Infinitely Losing My Edge
Yeah, I'm losing my edge.
I'm losing my edge.
The kids are coming up from behind.
I'm losing my edge.
I'm losing my edge to the kids from Colombia and from Johannesburg.
But I was there.
I was there in 1975.
I was there at the first Ubu show in Cleveland.
I'm losing my edge.
I'm losing my edge to the kids whose footsteps I hear when they get on the decks.
I'm losing my edge to the internet seekers who can tell me every member of every good group from 1966 to 1975.
I'm losing my edge.
To all the kids in Woodstock and Cairo.
I'm losing my edge to the art-school Bologna kids in little jackets and borrowed nostalgia for the unremembered nineties.
I'm losing my edge.
I'm losing my edge.
I can hear the footsteps every night on the decks.
But I was there.
I was there in at the first Suicide practice in a loft in New York.
I was working on the synthesizer sounds with much patience.
I was there when Captain Beefheart started up his first band.
I told him, "Don't do it that way. You'll never make a dime."
I was there.
I was the first guy playing Thee Headcoats to the techno kids.
I played it at the Hacienda.
Everybody thought I was crazy.
We all know.
I was there.
I was there.
I've never been wrong.
But I'm losing my edge to better-looking people with better ideas and more talent.
And they're actually really, really nice.
I'm losing my edge.
I heard you have a compilation of every good song ever done by anybody.
Every great song by Lou Reed & John Cale. All the underground hits.
All Roy Ayers tracks. I heard you have a vinyl of every Bizarre Inc. record on German import.
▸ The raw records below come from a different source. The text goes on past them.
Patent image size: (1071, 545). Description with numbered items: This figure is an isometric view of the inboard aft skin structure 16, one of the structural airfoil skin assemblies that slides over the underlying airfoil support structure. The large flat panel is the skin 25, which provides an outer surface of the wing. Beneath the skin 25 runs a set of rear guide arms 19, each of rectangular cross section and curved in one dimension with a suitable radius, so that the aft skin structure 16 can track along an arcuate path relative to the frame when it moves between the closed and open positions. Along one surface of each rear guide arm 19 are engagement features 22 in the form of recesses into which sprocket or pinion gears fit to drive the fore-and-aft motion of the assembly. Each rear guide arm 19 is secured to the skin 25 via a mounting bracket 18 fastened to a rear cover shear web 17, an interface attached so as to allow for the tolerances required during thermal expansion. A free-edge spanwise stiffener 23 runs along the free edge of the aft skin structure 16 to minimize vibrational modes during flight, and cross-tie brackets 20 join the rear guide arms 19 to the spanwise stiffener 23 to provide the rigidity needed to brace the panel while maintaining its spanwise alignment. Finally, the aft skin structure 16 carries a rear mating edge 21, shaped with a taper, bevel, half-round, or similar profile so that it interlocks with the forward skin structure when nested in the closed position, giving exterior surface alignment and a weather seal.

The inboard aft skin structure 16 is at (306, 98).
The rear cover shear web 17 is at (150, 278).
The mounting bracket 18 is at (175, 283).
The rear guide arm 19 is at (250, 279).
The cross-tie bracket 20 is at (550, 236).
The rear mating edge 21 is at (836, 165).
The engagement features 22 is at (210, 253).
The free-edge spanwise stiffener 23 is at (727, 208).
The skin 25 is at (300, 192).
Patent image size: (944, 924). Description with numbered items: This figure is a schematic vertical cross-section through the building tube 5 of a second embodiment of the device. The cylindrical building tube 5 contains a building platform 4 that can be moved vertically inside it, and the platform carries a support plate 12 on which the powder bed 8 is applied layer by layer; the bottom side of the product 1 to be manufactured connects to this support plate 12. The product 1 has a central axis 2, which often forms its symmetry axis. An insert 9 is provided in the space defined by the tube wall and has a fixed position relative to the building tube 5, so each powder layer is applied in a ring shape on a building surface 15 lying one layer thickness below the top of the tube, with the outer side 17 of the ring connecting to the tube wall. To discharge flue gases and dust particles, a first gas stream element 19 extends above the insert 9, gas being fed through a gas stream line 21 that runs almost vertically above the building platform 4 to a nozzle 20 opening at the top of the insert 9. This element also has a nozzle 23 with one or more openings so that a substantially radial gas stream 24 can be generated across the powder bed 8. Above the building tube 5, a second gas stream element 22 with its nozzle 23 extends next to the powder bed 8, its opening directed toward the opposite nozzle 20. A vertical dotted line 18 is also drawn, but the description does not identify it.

I heard that you have a white label of every seminal crunk hit - 1985, '86, '87.
I heard that you have a CD compilation of every good '70s cut and another box set from the '80s.
I hear you're buying a snare and a linndrum and are throwing your macbook out the window because you want to make something real. You want to make a Pussy Galore record.
I hear that you and your band have sold your güiro and bought an arpeggiator.
I hear that you and your band have sold your arpeggiator and bought a güiro.
I hear everybody that you know is more relevant than everybody that I know.
But have you seen my records?
UT,
The Birthday Party,
Fatback Band,
The Busters,
Alison Limerick,
Jeff Mills,
Oppenheimer Analysis,
The Flesh Eaters,
Joy Division,
Jeff Lynne,
Magazine,
Johnny Osbourne,
The Electric Prunes,
The Fortunes,
Robert Görl,
Arthur Verocai,
Pere Ubu,
Connie Case,
Country Teasers,
The Doors,
Deadbeat,
a-ha,
Gang of Four,
Prince Buster,
cv313,
Grey Daturas,
Patti Smith,
The Techniques,
Lalo Schifrin,
OOIOO,
Schoolly D,
Sexual Harrassment,
Bang on a Can All-Stars,
The Dirtbombs,
Neu!,
Electric Prunes,
The Mojo Men,
Barry Ungar,
MDC,
Teenage Jesus and the Jerks,
Lou Reed,
Joe Smooth,
Glenn Branca,
The Associates,
Supertramp,
Gil Scott Heron,
The Slackers,
The Dead C,
Lucky Dragons,
Angry Samoans,
Pylon,
10cc,
Minutemen,
Sixth Finger,
Andrew Hill,
Slave,
Crime,
The Cosmic Jokers,
CMW,
Wings,
E-Dancer, E-Dancer, E-Dancer, E-Dancer.
You don't know what you really want.
You don't know what you really want.
You don't know what you really want.
You don't know what you really want.
You don't know what you really want.
You don't know what you really want.
You don't know what you really want.
You don't know what you really want.
You don't know what you really want.
You don't know what you really want.
You don't know what you really want.
You don't know what you really want.
You don't know what you really want.
You don't know what you really want.
You don't know what you really want.